Everybody should have off-site backup of their files. For most people, the biggest threat is fire, but here in California, the most likely disaster you will encounter is an earthquake. Only a small fraction of houses will burn down, but everybody will experience the big earthquake that is sure to come in the next few decades. Of course, fortunately only a modest number of houses will collapse, but many computers will be knocked off desks or have things fall on them.

To deal with this, I've been keeping a copy of my data in my car -- encrypted of course. I park in my driveway, so nothing will fall on the car in a quake, and only a very large fire would have risk of spreading to the car, though it's certainly possible.

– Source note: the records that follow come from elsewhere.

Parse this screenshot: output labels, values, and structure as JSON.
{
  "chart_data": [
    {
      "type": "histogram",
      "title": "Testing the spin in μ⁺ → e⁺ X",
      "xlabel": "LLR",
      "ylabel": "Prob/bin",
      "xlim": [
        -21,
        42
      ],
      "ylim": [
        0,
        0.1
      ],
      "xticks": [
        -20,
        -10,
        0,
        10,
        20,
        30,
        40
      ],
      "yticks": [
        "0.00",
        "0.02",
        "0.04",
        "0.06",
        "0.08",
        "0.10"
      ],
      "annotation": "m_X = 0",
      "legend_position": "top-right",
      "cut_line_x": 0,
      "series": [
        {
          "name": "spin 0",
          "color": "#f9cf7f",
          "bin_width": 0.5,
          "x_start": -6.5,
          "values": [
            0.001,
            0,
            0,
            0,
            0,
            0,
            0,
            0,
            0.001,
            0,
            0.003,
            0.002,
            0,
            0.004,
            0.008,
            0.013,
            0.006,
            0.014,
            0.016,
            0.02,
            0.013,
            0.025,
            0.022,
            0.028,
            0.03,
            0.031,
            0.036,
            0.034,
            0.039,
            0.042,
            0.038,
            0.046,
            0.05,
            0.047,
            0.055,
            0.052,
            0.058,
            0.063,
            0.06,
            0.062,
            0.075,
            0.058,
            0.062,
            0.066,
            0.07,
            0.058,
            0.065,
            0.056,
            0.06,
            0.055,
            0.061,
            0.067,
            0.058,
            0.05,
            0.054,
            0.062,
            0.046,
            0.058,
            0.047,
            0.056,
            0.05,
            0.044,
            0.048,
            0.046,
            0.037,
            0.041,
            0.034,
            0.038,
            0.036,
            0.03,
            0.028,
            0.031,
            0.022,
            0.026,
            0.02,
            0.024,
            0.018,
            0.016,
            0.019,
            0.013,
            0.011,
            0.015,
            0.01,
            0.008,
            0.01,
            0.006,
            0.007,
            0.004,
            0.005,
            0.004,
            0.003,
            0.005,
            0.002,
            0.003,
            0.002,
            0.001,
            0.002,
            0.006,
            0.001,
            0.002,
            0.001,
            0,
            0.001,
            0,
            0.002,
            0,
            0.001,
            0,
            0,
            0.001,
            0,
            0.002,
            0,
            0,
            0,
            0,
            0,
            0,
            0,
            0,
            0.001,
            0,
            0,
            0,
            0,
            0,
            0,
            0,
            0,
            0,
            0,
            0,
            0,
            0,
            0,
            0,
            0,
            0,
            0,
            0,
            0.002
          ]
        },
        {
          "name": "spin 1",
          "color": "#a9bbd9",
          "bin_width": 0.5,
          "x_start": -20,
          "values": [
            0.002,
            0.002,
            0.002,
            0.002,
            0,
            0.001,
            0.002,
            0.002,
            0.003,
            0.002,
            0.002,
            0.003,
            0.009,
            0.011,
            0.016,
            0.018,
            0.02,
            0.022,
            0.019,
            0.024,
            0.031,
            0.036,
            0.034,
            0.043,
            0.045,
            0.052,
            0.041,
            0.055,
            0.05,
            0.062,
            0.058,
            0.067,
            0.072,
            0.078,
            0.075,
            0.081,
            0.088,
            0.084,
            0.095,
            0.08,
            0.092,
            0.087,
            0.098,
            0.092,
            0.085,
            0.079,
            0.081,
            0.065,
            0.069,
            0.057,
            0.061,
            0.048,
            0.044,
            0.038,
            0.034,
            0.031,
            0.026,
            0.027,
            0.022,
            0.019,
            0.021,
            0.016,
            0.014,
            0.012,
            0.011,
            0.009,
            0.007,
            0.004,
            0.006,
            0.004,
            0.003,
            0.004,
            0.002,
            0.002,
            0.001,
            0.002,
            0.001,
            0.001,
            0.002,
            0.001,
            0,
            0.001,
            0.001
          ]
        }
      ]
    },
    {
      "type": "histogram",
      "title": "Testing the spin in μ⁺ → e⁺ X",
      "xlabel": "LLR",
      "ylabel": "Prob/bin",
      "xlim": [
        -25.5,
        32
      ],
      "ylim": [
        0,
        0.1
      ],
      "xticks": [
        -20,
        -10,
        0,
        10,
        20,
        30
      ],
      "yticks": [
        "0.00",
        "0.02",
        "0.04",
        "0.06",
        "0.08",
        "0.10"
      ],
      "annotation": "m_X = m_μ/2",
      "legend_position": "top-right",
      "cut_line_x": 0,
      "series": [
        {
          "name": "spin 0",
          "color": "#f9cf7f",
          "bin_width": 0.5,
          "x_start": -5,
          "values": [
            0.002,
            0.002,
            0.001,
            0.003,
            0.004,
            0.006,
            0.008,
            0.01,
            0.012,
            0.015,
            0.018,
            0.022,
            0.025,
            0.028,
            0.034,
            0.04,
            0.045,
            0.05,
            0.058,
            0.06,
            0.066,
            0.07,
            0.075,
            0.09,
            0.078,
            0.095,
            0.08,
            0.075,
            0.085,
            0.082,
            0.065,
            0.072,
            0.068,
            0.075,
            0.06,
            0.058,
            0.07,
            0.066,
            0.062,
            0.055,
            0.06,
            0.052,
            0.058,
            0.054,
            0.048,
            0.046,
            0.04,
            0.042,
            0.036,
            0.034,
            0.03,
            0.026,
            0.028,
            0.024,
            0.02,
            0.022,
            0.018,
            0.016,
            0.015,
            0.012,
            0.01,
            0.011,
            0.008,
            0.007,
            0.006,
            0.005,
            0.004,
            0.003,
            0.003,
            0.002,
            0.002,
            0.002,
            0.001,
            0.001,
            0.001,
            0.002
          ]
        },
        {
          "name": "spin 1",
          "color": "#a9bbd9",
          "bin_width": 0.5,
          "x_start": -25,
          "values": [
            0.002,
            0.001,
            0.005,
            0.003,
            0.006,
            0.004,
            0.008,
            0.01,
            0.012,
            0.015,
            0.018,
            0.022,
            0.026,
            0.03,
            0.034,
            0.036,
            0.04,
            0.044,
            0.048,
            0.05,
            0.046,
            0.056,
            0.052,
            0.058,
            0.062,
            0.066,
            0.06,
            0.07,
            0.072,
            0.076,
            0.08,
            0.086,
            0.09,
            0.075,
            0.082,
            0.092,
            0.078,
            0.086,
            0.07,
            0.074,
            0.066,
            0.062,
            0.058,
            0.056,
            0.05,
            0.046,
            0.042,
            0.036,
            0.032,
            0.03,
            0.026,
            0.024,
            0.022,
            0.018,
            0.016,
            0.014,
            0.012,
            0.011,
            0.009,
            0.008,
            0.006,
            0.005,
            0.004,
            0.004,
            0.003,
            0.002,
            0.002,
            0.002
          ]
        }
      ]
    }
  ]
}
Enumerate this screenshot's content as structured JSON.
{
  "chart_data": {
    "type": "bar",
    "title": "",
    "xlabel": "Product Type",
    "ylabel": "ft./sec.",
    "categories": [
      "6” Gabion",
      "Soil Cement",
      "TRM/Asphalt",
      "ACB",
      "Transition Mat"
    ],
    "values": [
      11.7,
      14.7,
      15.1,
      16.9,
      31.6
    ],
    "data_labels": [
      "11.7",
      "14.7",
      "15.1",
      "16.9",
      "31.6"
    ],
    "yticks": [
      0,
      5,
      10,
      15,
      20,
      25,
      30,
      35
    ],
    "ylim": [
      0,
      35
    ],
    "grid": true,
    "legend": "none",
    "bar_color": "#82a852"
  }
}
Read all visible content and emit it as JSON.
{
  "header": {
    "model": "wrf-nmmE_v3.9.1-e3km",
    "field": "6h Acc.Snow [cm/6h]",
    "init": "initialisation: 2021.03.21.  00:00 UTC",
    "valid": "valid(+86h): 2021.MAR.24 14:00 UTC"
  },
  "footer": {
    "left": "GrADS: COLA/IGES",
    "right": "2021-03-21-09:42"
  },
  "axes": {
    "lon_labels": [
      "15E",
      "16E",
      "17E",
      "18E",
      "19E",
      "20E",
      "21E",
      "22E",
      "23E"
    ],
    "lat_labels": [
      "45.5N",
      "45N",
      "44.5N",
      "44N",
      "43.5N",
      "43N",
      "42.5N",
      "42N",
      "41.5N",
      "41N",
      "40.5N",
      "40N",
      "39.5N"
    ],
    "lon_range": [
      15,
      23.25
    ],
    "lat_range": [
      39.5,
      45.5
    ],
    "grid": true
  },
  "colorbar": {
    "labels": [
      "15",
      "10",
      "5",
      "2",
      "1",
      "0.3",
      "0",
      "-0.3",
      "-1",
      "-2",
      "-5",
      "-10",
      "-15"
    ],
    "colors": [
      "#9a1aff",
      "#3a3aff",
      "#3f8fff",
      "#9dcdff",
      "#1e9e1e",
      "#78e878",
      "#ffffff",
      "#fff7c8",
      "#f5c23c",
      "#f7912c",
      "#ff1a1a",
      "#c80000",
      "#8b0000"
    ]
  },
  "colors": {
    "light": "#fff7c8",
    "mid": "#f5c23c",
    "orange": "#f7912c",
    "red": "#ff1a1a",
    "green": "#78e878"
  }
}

The two other options are network backup and truly remote backup. Network backup is great, but doesn't work for people who have many terabytes of storage. I came back from my latest trip with 300gb of new photos, and that would take a very long time to upload if I wanted network storage. In addition, many TB of network storage is somewhat expensive. Truly remote storage is great, but the logistics of visiting it regularly, bringing back disks for update and then taking them back again is too much for household and small business backup. In fact, even being diligent about going down to the car to get out the disk and update is difficult.

A possible answer -- a wireless backup box stored in the car. Today, there are many low-cost linux based NAS boxes and they mostly run on 12 volts. So you could easily make a box that goes into the car, plugs into power (many cars now have 12v jacks in the trunk or other access to that power) and wakes up every so often to see if it is on the home wifi, and triggers a backup sync, ideally in the night.